Le PAM essaie de pousser les gouvernements de la région à mettre en œuvre des programmes à moyen terme pour favoriser l'autosuffisance des fermiers pauvres et pour réduire leur vulnérabilité aux variations climatiques. "L'une des raisons de la disette chronique qui frappe ce continent, explique Roque, réside dans la distribution inéquitable des ressources et des richesses."

Avec les Sociétés nationales de la région, la Fédération s'efforce de son côté d'aider les agriculteurs à surmonter la crise et à se préparer à la prochaine en leur distribuant des semences et des engrais et en les initiant, par le truchement d'agronomes, aux méthodes de culture en zone aride.
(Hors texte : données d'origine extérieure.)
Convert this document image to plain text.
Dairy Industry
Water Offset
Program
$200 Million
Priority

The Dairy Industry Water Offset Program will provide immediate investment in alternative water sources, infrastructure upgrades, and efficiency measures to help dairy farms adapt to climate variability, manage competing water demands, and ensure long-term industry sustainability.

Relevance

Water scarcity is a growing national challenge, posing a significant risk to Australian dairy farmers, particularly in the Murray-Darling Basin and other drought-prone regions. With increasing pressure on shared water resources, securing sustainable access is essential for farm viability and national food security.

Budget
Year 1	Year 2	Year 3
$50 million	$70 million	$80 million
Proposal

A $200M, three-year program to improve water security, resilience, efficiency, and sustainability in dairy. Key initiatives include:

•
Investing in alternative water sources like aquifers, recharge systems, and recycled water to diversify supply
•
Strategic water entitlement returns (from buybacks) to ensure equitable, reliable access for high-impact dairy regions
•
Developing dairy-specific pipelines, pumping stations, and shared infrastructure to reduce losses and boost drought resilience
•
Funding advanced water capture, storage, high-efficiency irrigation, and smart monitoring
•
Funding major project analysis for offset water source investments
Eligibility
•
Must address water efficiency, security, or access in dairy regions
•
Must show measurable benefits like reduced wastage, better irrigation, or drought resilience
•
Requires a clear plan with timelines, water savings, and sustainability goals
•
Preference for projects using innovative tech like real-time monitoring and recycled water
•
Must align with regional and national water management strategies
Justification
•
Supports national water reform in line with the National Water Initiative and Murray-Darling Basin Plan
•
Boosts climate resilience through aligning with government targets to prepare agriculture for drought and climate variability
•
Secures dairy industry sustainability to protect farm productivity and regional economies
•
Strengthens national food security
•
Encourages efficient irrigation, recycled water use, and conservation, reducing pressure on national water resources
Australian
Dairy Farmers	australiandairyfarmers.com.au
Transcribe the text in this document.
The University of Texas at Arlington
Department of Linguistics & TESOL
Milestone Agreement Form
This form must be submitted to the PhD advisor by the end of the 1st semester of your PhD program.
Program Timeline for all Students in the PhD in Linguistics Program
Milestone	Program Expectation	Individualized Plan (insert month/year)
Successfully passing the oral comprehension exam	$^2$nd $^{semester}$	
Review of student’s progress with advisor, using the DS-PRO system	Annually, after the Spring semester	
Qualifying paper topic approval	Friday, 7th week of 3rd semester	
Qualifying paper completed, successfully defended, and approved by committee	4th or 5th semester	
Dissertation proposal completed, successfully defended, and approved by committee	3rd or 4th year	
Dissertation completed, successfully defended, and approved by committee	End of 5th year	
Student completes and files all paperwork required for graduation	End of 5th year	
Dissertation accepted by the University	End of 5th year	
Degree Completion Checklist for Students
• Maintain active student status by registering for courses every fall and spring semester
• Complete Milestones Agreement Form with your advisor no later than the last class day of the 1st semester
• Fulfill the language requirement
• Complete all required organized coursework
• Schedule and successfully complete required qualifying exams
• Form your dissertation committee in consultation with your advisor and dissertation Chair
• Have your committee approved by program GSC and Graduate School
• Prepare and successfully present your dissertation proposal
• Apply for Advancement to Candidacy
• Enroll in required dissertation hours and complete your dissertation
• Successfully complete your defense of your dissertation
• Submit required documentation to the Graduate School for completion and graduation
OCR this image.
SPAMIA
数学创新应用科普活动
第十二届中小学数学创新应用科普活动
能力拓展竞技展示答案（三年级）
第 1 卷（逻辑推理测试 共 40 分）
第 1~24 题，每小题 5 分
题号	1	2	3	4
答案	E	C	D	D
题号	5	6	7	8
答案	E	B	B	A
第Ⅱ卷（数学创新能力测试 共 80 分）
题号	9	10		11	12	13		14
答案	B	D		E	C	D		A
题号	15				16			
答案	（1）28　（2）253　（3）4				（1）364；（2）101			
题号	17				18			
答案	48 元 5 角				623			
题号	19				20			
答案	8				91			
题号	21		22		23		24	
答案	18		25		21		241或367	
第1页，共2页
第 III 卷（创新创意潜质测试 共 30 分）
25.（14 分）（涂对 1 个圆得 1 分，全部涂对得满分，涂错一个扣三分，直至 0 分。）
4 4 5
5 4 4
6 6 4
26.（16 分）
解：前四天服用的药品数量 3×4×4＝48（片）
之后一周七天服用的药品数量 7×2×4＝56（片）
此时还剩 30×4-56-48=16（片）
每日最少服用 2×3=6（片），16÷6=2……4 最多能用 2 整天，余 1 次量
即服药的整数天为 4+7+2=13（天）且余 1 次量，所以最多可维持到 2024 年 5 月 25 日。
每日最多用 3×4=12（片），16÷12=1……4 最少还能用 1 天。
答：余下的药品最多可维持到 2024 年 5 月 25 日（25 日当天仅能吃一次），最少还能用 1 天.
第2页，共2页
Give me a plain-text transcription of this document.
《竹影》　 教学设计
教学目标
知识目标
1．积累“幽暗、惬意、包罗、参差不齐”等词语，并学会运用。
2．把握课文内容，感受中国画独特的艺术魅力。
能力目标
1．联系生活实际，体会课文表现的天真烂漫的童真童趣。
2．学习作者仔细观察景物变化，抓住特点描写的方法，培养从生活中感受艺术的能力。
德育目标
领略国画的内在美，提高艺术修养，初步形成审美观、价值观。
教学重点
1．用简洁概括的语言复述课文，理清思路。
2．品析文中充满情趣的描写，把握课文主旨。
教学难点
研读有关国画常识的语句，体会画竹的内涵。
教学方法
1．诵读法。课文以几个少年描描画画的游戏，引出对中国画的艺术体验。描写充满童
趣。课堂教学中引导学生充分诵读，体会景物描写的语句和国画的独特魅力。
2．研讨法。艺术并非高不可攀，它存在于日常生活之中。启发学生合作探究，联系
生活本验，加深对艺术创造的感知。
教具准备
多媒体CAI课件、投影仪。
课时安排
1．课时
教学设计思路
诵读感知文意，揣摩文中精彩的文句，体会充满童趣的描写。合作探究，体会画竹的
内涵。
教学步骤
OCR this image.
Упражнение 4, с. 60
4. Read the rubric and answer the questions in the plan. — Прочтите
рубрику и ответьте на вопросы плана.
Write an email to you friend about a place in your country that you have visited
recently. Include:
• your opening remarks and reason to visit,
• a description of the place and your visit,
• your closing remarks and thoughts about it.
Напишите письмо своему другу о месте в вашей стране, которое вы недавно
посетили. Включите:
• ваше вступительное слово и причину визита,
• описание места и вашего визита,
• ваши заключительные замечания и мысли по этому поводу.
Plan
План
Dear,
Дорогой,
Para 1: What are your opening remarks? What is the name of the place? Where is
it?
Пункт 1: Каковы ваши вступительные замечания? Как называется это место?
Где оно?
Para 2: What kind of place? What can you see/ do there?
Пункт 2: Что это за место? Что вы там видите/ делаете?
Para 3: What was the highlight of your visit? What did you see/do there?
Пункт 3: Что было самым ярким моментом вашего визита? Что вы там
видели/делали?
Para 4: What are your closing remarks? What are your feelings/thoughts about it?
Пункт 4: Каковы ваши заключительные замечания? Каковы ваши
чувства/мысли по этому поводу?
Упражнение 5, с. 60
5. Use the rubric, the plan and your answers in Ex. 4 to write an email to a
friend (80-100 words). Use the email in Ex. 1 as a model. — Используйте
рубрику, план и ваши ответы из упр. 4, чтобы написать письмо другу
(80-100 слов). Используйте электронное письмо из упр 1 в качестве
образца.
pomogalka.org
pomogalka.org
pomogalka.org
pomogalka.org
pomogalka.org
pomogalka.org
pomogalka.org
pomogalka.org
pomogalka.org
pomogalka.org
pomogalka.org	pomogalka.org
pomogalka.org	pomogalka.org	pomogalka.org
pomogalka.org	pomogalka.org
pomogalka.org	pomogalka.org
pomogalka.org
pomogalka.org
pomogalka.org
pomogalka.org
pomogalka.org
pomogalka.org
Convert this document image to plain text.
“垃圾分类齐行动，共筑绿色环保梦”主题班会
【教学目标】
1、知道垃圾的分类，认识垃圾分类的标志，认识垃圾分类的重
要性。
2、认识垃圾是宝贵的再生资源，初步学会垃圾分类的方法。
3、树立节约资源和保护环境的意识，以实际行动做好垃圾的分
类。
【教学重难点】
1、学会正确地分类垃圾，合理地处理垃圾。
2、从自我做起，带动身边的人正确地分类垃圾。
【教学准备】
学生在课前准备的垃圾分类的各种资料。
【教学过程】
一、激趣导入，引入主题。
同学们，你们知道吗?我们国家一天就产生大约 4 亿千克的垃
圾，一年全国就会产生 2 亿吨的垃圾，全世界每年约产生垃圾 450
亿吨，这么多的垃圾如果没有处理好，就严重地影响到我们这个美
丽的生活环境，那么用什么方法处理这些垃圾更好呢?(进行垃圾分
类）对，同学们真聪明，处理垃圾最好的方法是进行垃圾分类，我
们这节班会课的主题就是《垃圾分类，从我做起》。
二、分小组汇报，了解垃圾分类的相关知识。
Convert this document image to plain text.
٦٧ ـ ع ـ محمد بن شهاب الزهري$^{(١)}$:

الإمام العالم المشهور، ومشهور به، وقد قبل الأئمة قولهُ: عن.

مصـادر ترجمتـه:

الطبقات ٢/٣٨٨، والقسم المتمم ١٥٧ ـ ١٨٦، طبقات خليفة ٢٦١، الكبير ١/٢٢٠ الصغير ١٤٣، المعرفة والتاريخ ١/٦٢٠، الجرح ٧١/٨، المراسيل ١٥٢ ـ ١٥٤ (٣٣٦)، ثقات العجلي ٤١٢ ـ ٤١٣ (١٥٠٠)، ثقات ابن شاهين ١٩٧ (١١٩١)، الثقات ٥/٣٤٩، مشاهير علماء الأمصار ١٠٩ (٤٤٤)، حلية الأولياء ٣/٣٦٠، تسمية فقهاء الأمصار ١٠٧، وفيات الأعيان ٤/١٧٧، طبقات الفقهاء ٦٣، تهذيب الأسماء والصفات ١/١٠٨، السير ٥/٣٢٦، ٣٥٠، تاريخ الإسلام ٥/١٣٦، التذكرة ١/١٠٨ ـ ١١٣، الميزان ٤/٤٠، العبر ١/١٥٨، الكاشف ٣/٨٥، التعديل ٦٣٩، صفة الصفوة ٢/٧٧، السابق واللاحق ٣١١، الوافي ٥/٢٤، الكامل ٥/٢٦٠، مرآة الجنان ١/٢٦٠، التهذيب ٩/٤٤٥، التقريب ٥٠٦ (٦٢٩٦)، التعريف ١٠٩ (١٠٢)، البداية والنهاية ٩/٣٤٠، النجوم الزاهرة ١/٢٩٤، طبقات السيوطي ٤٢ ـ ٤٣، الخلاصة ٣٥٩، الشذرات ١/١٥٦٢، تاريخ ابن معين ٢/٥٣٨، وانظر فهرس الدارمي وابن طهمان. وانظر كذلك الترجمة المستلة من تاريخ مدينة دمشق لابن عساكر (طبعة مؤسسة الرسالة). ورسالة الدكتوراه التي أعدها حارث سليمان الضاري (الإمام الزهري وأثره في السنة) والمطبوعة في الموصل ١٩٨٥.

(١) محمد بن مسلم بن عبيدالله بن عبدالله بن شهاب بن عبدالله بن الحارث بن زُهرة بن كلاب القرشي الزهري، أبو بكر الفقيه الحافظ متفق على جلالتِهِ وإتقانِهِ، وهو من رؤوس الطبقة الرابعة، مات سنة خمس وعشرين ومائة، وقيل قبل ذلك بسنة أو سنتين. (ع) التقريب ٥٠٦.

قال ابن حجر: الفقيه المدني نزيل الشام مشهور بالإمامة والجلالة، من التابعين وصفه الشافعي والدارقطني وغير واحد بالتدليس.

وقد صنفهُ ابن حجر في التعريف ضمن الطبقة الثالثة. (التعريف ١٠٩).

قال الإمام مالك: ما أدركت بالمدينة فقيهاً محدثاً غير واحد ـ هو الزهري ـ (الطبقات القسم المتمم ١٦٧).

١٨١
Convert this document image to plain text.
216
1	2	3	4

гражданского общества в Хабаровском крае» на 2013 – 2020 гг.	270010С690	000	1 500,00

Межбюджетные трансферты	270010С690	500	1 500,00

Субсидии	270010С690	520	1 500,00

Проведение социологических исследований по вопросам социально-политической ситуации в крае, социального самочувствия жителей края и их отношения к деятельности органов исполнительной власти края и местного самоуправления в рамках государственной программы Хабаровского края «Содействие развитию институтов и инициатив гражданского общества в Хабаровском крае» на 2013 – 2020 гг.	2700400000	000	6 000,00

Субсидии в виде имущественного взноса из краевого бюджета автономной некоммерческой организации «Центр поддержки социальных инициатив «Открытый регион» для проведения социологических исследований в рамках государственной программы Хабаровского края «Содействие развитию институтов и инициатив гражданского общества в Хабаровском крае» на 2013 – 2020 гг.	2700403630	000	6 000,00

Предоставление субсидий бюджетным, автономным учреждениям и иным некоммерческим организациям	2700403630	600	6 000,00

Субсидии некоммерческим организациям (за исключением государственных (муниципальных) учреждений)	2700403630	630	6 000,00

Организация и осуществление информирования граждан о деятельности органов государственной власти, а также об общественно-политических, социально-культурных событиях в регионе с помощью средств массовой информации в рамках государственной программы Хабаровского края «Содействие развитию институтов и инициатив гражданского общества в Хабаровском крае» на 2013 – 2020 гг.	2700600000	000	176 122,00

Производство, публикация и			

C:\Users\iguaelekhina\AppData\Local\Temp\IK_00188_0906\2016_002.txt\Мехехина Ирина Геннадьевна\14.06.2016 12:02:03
L'Amérique du Sud éprouve à nouveau les effets du phénomène El Niño. D'après Oscar Fernández, coordinateur général du service Croix-Rouge de gestion des catastrophes au Honduras, les précipitations de juillet à août seront vraisemblablement inférieures de moitié à la moyenne saisonnière.

Si ces prévisions se vérifient, une autre catastrophe viendra s'ajouter à la longue série des épreuves subies par la région et aggraver le sort des paysans pratiquant l'agriculture de subsistance. L'Amérique centrale se trouvera alors pris dans l'étau de la malnutrition et de la maladie et ses habitants seront condamnés à une mort lente.

Ana Fresse
Journaliste indépendante, Ana Fresse vit au Guatemala.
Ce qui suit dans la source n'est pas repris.